Telefonumu ve bir miktar paramı alıp dış kapıdan dışarı çıktım. Öğle saatlerinde olduğumuz için nereye gittiğimi bilmeden yürümeye başladım ara sokaklardan. Yolu hiç saptırmadan 5 dakika yürüdükten sonra sağ taraftan bir mahalleye giriş yaptım oradan da düz devam etmeyi de ihmal etmedim. Düşüncelerimde gittiğim yollar gibi sapa değilde düz olsaydı diye bir an düşünmedim değil. Yürüme mesafesinde baya bir yol kat edince karşıda mahallenin oyun oynanılan bölümünde tek başına oturan bir oğlan çocuğu gördüm. Buradan nasıl göründüğünü bilmeden sadece yanında oturmam gerektiğini düşünerek adımlarımı hızlandırdım. Yanına geldiğimde gözlerimin kenarında oluşan kırmızılıkları karşımdaki oğlana belli etmemek için ellerim ile bir sağ bir sol hareket ederek yelleme imkanı sağladım. Sonra yanında olmak istediğimi belli eden cinste öksürdüm. O da mahsun ve bir o kadar da durgun bakışlarını bana çevirdi. "niçin burada tek başına oturuyorsun ufaklık?" diye bir soru yöneltince hafif çatmış olduğu kaşlarla cevap verdi " Ben ufaklık değilim."

"Tamam o zaman sen de adını söyle"

"Adım Efe." Diyerek benimle konuşmak istemediğini açıkça belli etti.

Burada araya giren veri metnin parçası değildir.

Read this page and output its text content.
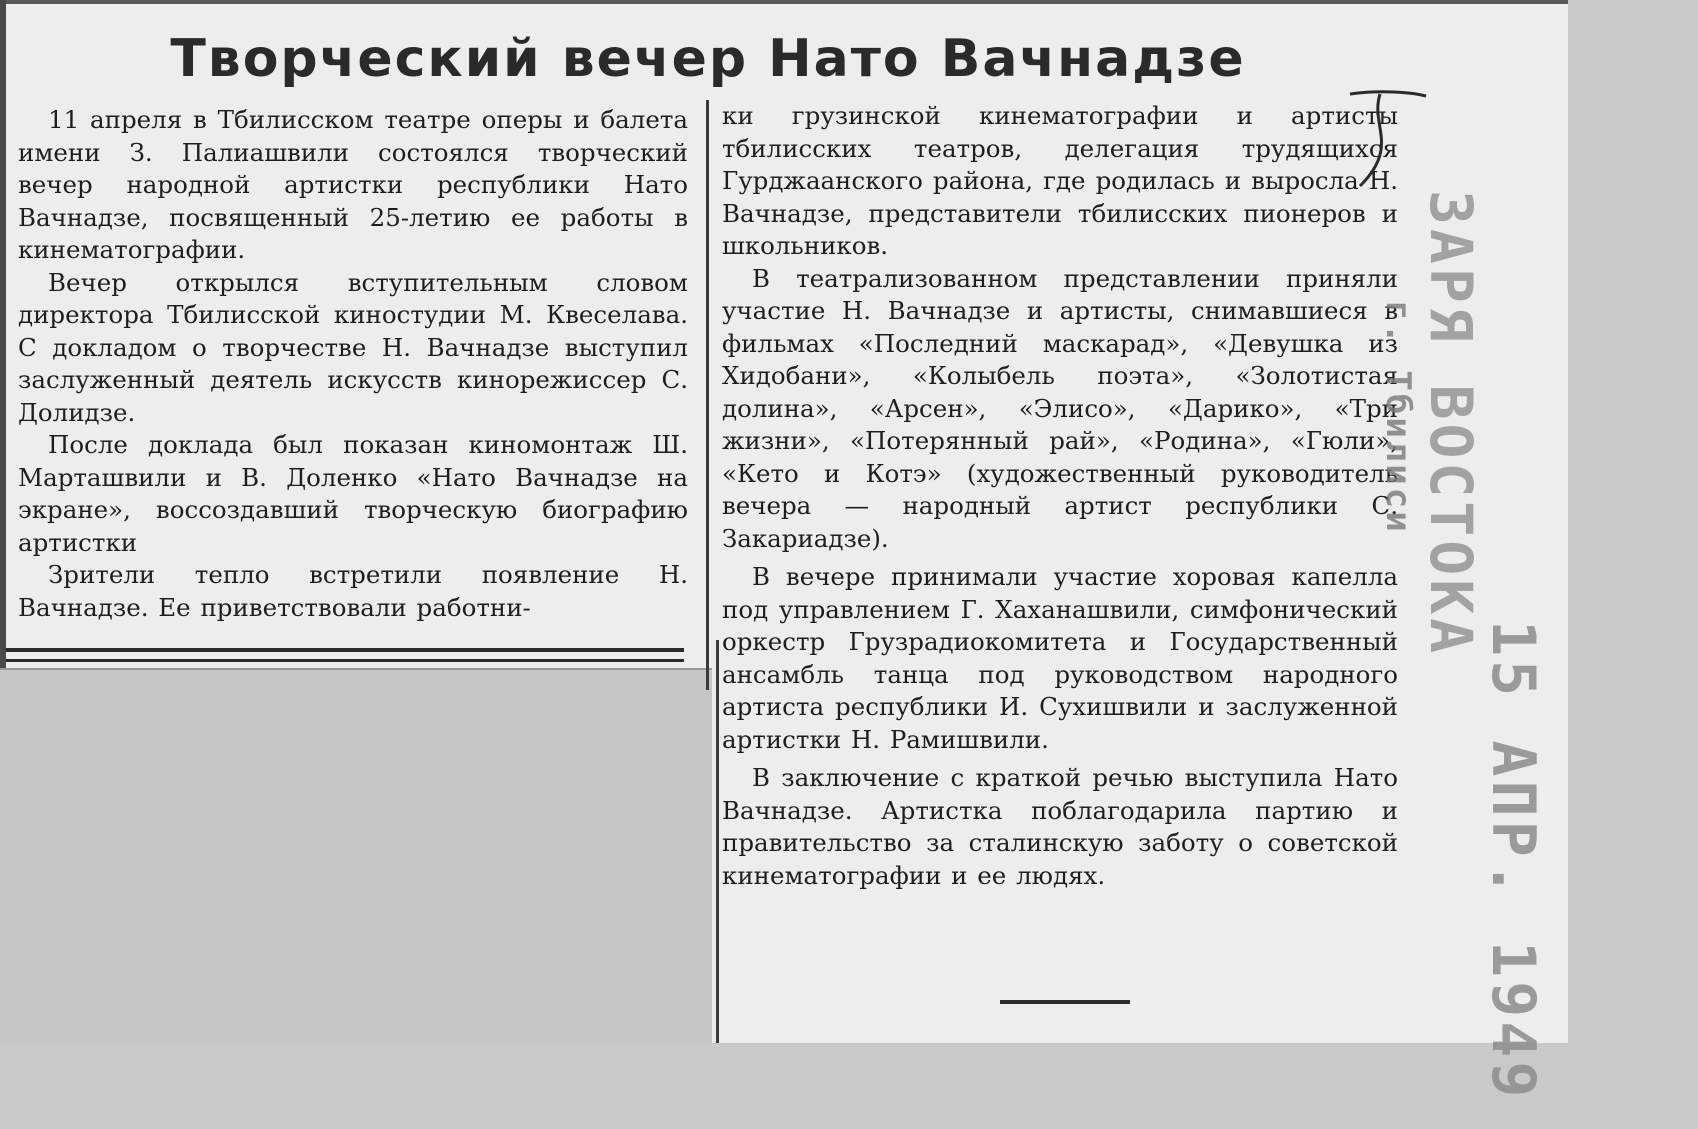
Творческий вечер Нато Вачнадзе

11 апреля в Тбилисском театре оперы и балета имени З. Палиашвили состоялся творческий вечер народной артистки республики Нато Вачнадзе, посвященный 25-летию ее работы в кинематографии.

Вечер открылся вступительным словом директора Тбилисской киностудии М. Квеселава. С докладом о творчестве Н. Вачнадзе выступил заслуженный деятель искусств кинорежиссер С. Долидзе.

После доклада был показан киномонтаж Ш. Марташвили и В. Доленко «Нато Вачнадзе на экране», воссоздавший творческую биографию артистки

Зрители тепло встретили появление Н. Вачнадзе. Ее приветствовали работни-

ки грузинской кинематографии и артисты тбилисских театров, делегация трудящихся Гурджаанского района, где родилась и выросла Н. Вачнадзе, представители тбилисских пионеров и школьников.

В театрализованном представлении приняли участие Н. Вачнадзе и артисты, снимавшиеся в фильмах «Последний маскарад», «Девушка из Хидобани», «Колыбель поэта», «Золотистая долина», «Арсен», «Элисо», «Дарико», «Три жизни», «Потерянный рай», «Родина», «Гюли», «Кето и Котэ» (художественный руководитель вечера — народный артист республики С. Закариадзе).

В вечере принимали участие хоровая капелла под управлением Г. Хаханашвили, симфонический оркестр Грузрадиокомитета и Государственный ансамбль танца под руководством народного артиста республики И. Сухишвили и заслуженной артистки Н. Рамишвили.

В заключение с краткой речью выступила Нато Вачнадзе. Артистка поблагодарила партию и правительство за сталинскую заботу о советской кинематографии и ее людях.

ЗАРЯ ВОСТОКА
г. Тбилиси
15 АПР. 1949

Normal şartlarda kimse ile böyle bir diyalog içine girmeyen ben bir ilki gerçekleştirip onunla konuşmaya çalıştım

"Efe sorumu tekrarlama ihtiyacımı duyuyorum şuan. Neden burada tek başınasın?"

"Bunu sana neden söyleyeyim ki" cidden çocuk söylediğinde haklıydı. Benim nasıl kendim için kurallarım varsa bu tatlı oğlanında anne ve babası tarafından belirlenen kuralları vardı. Sonuçta her aile evladını dış çevreden gelecek herhangi bir tehlikeye karşı korumak ister bu yüzden işe ilk önce çocukları bu konuda defalarca uyarmakla başlarlar.

"Haklısın Efe bundan banane değil mi. Sonuçta senin yanına seninle konuşmak istediğim için geldiğimi sana henüz söylememiştim. Bak gördün mü eğer açıkça söyleseydim sende beni reddetmek zorunda kalmayacaktın."

Hafif kıkırdama eşliğinde başını daha aşağıya gelecek şekilde oynattı.

"Adını bilmiyorum ama benimle konuşmaya çalışmandan dolayı sana neden burada olduğumu söyleyebilirim."deyip sır verirmişçesine bana doğru yaklaştı ve kulağıma doğru fısıldadı. "Kız kardeşim arkadaşları ile saklambaç oynuyor ve ben de kaybolmaması ve koşarken düşmemesi için onu uzaktan izliyorum. Aslında sana ismimi söylemememin ikinci nedeni de buydu. Eğer benimle konuşmaya devam edersen dikkat çekebilirdik ve kardeşim onu gözetlediğimi kolayca anlardı." diyen küçük Efe zihnimin başı ve sonu olmayan hatıraları ile beni baş başa bırakmıştı o an için. İçsel karmaşalarımın orta göbeğindeyken yine tepeden tırnağa onunla doldum. Onun getirdiği karmaşıklıklarla yolunu kaybetmiş bir kız çocuğuydum adeta.